AndrewKeepCoding commented 1 year ago

@shushu789 Does the RenderOptions.ProcessRenderMode workaround work for you?

shushu789 commented 1 year ago

@AndrewKeepCoding @gitjsdr26 Yes, this method does work: RenderOptions.ProcessRenderMode = System.Windows.Interop.RenderMode.SoftwareOnly; However, from what I understand, setting the rendering mode to software rendering can potentially lead to a performance drop in terms of graphics, especially when dealing with complex graphics or animations. Sacrificing more for the sake of resolving a memory leak issue caused by a specific button animation might not align with the expectations of most projects. It would be ideal if the issue could be resolved while still allowing GPU acceleration.

AndrewKeepCoding commented 1 year ago

Hi @shushu789! I'm not saying that you should disable GPU support. I just wanted to add here another case that this might be related to GPU support.

It would be ideal if the issue could be resolved while still allowing GPU acceleration.

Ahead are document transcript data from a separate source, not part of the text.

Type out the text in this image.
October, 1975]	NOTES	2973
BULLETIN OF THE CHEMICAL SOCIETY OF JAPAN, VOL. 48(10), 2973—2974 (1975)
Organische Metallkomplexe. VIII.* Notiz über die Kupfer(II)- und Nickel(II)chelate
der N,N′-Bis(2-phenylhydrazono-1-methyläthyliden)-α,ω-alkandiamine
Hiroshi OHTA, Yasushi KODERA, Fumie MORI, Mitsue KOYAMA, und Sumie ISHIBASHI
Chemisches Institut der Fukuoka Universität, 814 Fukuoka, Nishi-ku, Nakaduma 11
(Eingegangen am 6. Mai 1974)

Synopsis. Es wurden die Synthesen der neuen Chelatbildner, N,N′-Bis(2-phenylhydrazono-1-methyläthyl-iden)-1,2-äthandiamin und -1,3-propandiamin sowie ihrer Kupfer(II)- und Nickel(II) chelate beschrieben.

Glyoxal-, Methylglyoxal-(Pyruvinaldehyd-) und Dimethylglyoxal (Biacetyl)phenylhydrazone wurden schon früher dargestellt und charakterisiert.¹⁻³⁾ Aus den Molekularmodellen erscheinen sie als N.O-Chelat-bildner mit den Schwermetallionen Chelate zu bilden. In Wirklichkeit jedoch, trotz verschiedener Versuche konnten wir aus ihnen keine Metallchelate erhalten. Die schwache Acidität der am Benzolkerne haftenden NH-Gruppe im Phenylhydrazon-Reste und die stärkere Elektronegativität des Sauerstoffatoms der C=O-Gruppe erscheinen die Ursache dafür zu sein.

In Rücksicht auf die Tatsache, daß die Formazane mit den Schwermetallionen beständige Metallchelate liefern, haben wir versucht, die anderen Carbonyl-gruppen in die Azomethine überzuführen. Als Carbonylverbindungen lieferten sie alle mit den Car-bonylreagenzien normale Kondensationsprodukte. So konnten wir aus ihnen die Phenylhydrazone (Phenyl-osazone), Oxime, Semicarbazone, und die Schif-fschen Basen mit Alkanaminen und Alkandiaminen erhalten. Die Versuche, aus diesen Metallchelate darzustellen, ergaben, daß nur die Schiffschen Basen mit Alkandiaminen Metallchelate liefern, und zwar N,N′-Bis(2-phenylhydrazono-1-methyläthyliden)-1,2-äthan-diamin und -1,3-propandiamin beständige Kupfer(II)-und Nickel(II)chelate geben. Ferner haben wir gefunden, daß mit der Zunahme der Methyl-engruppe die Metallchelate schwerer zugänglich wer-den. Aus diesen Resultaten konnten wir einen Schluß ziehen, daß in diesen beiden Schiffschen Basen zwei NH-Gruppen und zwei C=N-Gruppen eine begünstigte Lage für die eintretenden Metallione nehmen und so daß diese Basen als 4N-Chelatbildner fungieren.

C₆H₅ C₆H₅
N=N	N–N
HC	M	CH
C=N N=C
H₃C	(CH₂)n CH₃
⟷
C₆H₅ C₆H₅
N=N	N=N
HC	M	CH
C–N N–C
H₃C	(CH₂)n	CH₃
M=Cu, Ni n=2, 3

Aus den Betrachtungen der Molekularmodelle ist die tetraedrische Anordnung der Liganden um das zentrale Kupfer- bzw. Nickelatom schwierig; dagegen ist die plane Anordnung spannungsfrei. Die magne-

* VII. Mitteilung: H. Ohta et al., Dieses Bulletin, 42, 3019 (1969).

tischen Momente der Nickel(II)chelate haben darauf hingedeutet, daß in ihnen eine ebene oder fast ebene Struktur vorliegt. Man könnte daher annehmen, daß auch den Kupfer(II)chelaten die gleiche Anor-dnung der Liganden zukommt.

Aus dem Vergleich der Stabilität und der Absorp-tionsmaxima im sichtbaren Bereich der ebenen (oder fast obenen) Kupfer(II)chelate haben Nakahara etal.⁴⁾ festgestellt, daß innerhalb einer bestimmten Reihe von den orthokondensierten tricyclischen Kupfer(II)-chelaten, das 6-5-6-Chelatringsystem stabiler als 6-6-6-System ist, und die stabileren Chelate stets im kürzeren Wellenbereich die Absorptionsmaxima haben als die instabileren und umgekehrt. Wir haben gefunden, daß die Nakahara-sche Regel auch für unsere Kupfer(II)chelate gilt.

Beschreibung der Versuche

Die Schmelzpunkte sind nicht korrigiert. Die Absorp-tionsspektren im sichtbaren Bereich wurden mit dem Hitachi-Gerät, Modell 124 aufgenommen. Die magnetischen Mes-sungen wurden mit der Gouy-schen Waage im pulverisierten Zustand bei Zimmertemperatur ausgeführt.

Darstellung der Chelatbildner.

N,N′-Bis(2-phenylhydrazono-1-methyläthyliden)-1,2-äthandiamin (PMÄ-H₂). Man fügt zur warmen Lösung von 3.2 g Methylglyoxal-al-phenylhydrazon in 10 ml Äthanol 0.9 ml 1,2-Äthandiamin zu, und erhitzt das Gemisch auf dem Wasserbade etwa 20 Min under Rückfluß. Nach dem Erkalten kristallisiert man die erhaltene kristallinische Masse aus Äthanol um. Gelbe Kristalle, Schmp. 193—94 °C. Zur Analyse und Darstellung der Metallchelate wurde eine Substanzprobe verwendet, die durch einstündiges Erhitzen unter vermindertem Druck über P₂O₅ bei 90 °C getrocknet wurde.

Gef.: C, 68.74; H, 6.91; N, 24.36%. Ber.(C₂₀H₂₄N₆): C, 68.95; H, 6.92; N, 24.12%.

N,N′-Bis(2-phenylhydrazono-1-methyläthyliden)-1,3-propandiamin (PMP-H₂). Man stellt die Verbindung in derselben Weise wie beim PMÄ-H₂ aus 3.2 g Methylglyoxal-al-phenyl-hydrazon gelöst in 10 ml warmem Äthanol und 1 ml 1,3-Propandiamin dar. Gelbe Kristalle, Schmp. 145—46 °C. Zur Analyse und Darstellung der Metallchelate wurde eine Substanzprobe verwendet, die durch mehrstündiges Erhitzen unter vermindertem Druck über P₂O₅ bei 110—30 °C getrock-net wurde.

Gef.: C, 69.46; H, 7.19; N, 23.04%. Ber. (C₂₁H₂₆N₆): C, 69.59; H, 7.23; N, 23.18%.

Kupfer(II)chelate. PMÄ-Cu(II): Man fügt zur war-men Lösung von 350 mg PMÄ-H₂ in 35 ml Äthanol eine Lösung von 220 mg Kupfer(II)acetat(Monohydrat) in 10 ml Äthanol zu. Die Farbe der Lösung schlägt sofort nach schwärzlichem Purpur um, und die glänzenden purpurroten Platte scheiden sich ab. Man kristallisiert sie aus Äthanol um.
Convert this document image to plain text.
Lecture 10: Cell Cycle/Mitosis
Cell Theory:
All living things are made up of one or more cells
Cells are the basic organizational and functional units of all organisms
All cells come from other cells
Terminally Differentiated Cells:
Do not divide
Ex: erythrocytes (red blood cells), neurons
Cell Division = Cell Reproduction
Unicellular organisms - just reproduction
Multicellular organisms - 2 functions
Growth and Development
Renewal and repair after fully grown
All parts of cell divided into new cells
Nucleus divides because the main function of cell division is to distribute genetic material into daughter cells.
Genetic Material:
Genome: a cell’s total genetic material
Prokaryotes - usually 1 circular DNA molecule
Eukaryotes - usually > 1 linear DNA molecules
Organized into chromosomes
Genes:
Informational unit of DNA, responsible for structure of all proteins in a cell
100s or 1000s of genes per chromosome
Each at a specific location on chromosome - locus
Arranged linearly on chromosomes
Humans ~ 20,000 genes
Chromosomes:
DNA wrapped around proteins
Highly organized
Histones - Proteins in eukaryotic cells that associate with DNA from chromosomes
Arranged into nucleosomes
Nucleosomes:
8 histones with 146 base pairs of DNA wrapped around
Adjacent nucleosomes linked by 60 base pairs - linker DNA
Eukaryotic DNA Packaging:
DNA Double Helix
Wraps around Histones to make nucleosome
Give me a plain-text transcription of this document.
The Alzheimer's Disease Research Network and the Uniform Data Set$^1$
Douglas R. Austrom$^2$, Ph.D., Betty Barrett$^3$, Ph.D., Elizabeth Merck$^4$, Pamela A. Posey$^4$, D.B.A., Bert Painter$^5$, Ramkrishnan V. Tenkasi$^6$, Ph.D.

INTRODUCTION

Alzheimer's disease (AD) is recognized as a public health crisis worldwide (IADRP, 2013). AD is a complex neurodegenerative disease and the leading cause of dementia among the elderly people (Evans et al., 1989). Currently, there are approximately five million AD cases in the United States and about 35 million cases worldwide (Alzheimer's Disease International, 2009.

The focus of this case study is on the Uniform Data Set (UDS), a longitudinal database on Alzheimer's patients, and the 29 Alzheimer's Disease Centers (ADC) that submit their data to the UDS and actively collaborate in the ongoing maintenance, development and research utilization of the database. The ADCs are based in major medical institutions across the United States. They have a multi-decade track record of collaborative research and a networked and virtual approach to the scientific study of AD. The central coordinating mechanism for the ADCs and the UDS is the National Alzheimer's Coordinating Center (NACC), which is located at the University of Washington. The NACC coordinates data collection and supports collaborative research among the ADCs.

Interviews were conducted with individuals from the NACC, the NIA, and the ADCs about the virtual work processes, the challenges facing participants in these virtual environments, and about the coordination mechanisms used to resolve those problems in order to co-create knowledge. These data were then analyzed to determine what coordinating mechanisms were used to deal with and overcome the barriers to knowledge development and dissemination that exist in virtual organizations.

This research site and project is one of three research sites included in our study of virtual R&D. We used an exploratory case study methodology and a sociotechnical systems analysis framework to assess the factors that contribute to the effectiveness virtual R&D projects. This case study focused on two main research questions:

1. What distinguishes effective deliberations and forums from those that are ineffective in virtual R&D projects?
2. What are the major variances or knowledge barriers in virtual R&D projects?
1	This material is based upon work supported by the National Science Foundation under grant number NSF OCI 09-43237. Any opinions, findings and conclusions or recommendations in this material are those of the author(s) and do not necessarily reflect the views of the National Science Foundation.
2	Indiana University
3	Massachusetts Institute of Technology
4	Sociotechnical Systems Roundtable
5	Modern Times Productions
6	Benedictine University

One workaround until this issue gets fixed could be by setting the elevation to Dp0 (The default is Dp2). At least this works on my environment.

<mah:MetroWindow
    x:Class="WpfApp1.MainWindow"
    xmlns="http://schemas.microsoft.com/winfx/2006/xaml/presentation"
    xmlns:x="http://schemas.microsoft.com/winfx/2006/xaml"
    xmlns:d="http://schemas.microsoft.com/expression/blend/2008"
    xmlns:local="clr-namespace:WpfApp1"
    xmlns:mah="clr-namespace:MahApps.Metro.Controls;assembly=MahApps.Metro"
    xmlns:materialDesign="http://materialdesigninxaml.net/winfx/xaml/themes"
    xmlns:materialDesignWpf="clr-namespace:MaterialDesignThemes.Wpf;assembly=MaterialDesignThemes.Wpf"
    xmlns:mc="http://schemas.openxmlformats.org/markup-compatibility/2006"
    Title="MainWindow"
    Width="800"
    Height="450"
    mc:Ignorable="d">
    <Grid>
        <Button
            materialDesign:ButtonProgressAssist.IsIndeterminate="True"
            materialDesign:ButtonProgressAssist.IsIndicatorVisible="True"
            materialDesignWpf:ElevationAssist.Elevation="Dp0" />
    </Grid>
</mah:MetroWindow>
shushu789 commented 1 year ago

@AndrewKeepCoding Yes, I just tested your solution, setting the shadow effect to DP0, and it indeed solves the issue. materialDesignWpf:ElevationAssist.Elevation="Dp0"

HappyJying commented 10 months ago

This problem happens again after v4.8.1, it performs well before v4.8.0.